Old age between myth and history (peasant reality from the mid-nineteenth century until 1939) The article deals with the reception of old age in folk culture. In terms of its content, it can be placed between history and ethnology. The author analyses the perception of old age in peasant culture in the post-emancipation period until the outbreak of the Second World War. His interdisciplinary analysis is based on modern historical and anthropological findings. Polish historians became interested in the history of old age in our times, although a major turn in the study of the phenomenon came in the 1980s in connection with research conducted by the authors of the Annales school. The present author stresses the placing of peasants’ old age in magical culture, its existence in myth. He focuses on demographic determinants, before moving to the reception of old age between loneliness and community, and pointing out that of importance in its reception was the stigma alienating this age group. It is harder to speak of positive old age in the case of old people. The space in which seniors were present was daily life.
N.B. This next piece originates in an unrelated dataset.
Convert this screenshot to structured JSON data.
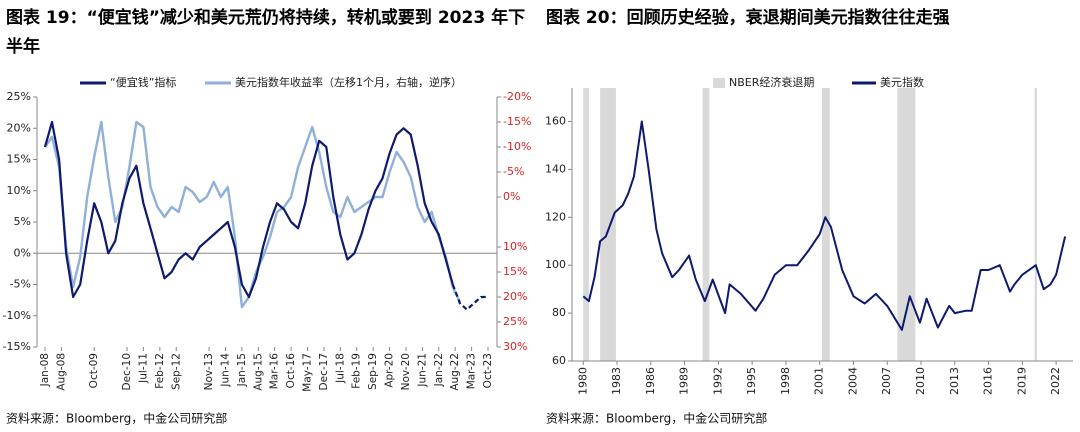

This element of reality is confirmed by life contracts — rarely analysed by historians — concluded between seniors and their children inheriting their farmsteads. Comparing the practices from the inter-war period, the author juxtaposes two regions contrasting in terms of their traditions of inheritance: Wielkopolska and Małopolska. He cites fragments of life contracts from the border region between Kuiavia and Wielkopolska, and refers to last wills as well as registers of deaths. In the conclusion the author confirms the thesis that among peasants old age was perceived in terms of thinking that was both binary and extreme; he observes that there was a noticeable weakening of violence against seniors, and a limitation of brutality as well as its condemnation in the social discourse. In addition, he points to a growing tabooisation of old age, typical of modern culture.